Katelyn Holland adds pieces to Katlin Hutzell's weareable robot suit created at the Downtown Aurora Visual Arts (DAVA). Photo by Sara Hertwig

DAVA, the city’s longstanding bastion of arts education, will unveil a fully overhauled facility during a grand opening ceremony on Jan. 14, marking the completion of a demolition and renovation process that began last summer.

“DAVA’s newly reconstructed facility will add light and fluid space for art and technology to operate in tandem,” Susan Jenson, DAVA’s longtime executive director, wrote in an email.

With a price tag totaling nearly $1.9 million, the building originally constructed as a small strip mall in the 1950s now boasts 8,636 square feet of total space, nearly half of which is brand new construction. Additions to the facility, which has operated in Aurora since 1993, include several new studio spaces, two new bathrooms, a revamped lobby and reception area, as well as new HVAC systems.

“Original Aurora will have an attractive, modern anchor of after-school arts education that will model cutting edge programming with documented outcomes,” Jenson wrote. “It is truly a pragmatic response to our needs.”

One highly anticipated upgrade to the DAVA space is the addition of an entirely new wing of the building which will be dedicated to the organization’s popular job training program. Catered to some of DAVA’s older students, the program mimics vocational responsibilities with programs in computer and studio arts.

DAVA serves more than 1,000 local children ages 3 to 17 each year and offers a menu of programs that run year round, according to Jenson.

Efforts to begin remodeling the DAVA site at 1405 Florence St. began about four years ago when the organization’s board first launched an ambitious capital campaign with a goal of raising about $1.7 million — a number that swelled after contract bidding began. Though a formidable goal, Jenson said that optimism surrounding the project ballooned after DAVA received a community development block grant for $225,000 at the beginning of the process. From there, the board was able to get a better sense of how the revamp could be brought to fruition and it opened up the possibility of applying to other funding mechanisms, according to Jenson.
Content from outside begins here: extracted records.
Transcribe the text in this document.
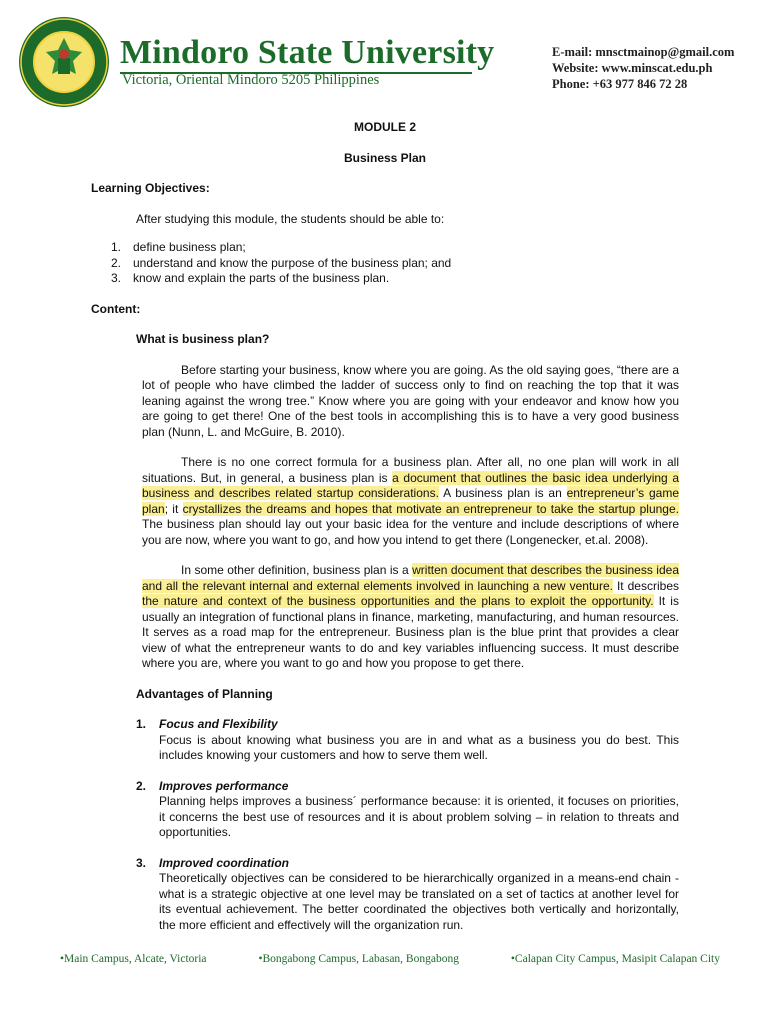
Mindoro State University
Victoria, Oriental Mindoro 5205 Philippines
E-mail: mnsctmainop@gmail.com
Website: www.minscat.edu.ph
Phone: +63 977 846 72 28

MODULE 2

Business Plan

Learning Objectives:

After studying this module, the students should be able to:

1. define business plan;
2. understand and know the purpose of the business plan; and
3. know and explain the parts of the business plan.

Content:

What is business plan?

Before starting your business, know where you are going. As the old saying goes, “there are a lot of people who have climbed the ladder of success only to find on reaching the top that it was leaning against the wrong tree.” Know where you are going with your endeavor and know how you are going to get there! One of the best tools in accomplishing this is to have a very good business plan (Nunn, L. and McGuire, B. 2010).

There is no one correct formula for a business plan. After all, no one plan will work in all situations. But, in general, a business plan is a document that outlines the basic idea underlying a business and describes related startup considerations. A business plan is an entrepreneur’s game plan; it crystallizes the dreams and hopes that motivate an entrepreneur to take the startup plunge. The business plan should lay out your basic idea for the venture and include descriptions of where you are now, where you want to go, and how you intend to get there (Longenecker, et.al. 2008).

In some other definition, business plan is a written document that describes the business idea and all the relevant internal and external elements involved in launching a new venture. It describes the nature and context of the business opportunities and the plans to exploit the opportunity. It is usually an integration of functional plans in finance, marketing, manufacturing, and human resources. It serves as a road map for the entrepreneur. Business plan is the blue print that provides a clear view of what the entrepreneur wants to do and key variables influencing success. It must describe where you are, where you want to go and how you propose to get there.

Advantages of Planning

1. Focus and Flexibility

Focus is about knowing what business you are in and what as a business you do best. This includes knowing your customers and how to serve them well.

2. Improves performance

Planning helps improves a business´ performance because: it is oriented, it focuses on priorities, it concerns the best use of resources and it is about problem solving – in relation to threats and opportunities.

3. Improved coordination

Theoretically objectives can be considered to be hierarchically organized in a means-end chain - what is a strategic objective at one level may be translated on a set of tactics at another level for its eventual achievement. The better coordinated the objectives both vertically and horizontally, the more efficient and effectively will the organization run.

•Main Campus, Alcate, Victoria	•Bongabong Campus, Labasan, Bongabong	•Calapan City Campus, Masipit Calapan City
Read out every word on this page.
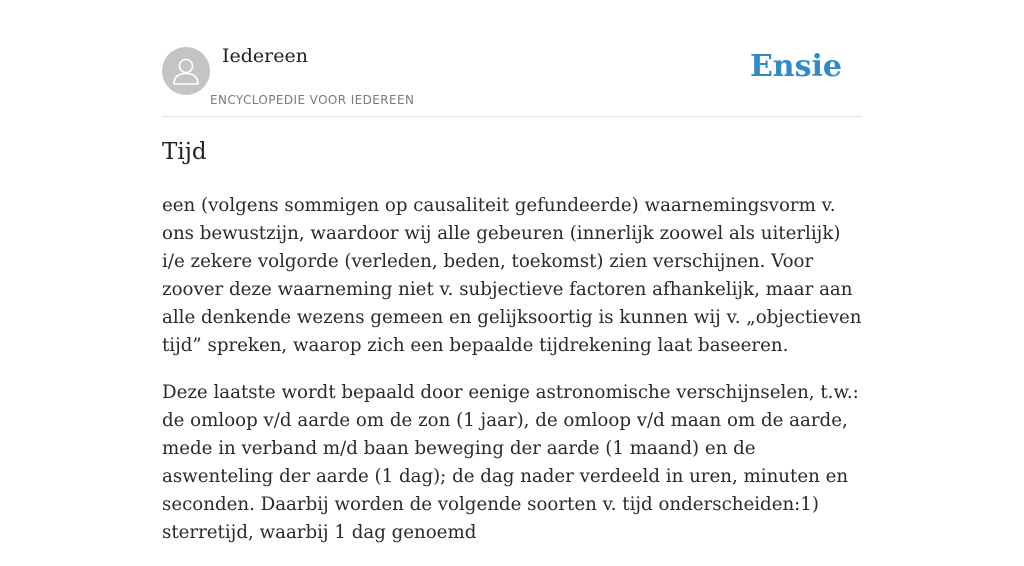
Iedereen
ENCYCLOPEDIE VOOR IEDEREEN
Ensie
Tijd

een (volgens sommigen op causaliteit gefundeerde) waarnemingsvorm v. ons bewustzijn, waardoor wij alle gebeuren (innerlijk zoowel als uiterlijk) i/e zekere volgorde (verleden, beden, toekomst) zien verschijnen. Voor zoover deze waarneming niet v. subjectieve factoren afhankelijk, maar aan alle denkende wezens gemeen en gelijksoortig is kunnen wij v. „objectieven tijd” spreken, waarop zich een bepaalde tijdrekening laat baseeren.

Deze laatste wordt bepaald door eenige astronomische verschijnselen, t.w.: de omloop v/d aarde om de zon (1 jaar), de omloop v/d maan om de aarde, mede in verband m/d baan beweging der aarde (1 maand) en de aswenteling der aarde (1 dag); de dag nader verdeeld in uren, minuten en seconden. Daarbij worden de volgende soorten v. tijd onderscheiden:1) sterretijd, waarbij 1 dag genoemd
“The CDBG gave people a view of the future,” she said in an August interview. “Then as we got closer to halfway, we could start applying to the bigger capital foundations, like the Boettchers and the Anschutzes of the world.”

Shortly after the organization started applying to the big league benefactors, a private, angel investor stepped in and shot the campaign forward. The exclamation point came for Jenson and others on the DAVA board when Aurora City Council voted 9-1 last February to approve a $287,374 forgivable loan for the completion of the construction project.

“I’m proud of the fact that council understands the importance of DAVA and backed it with general fund money,” said Ward I Councilwoman Sally Mounier, whose ward includes the DAVA facility. “It’s just a testimony to the good work that they have done over the past 20 years. This is an institution in urban Aurora.”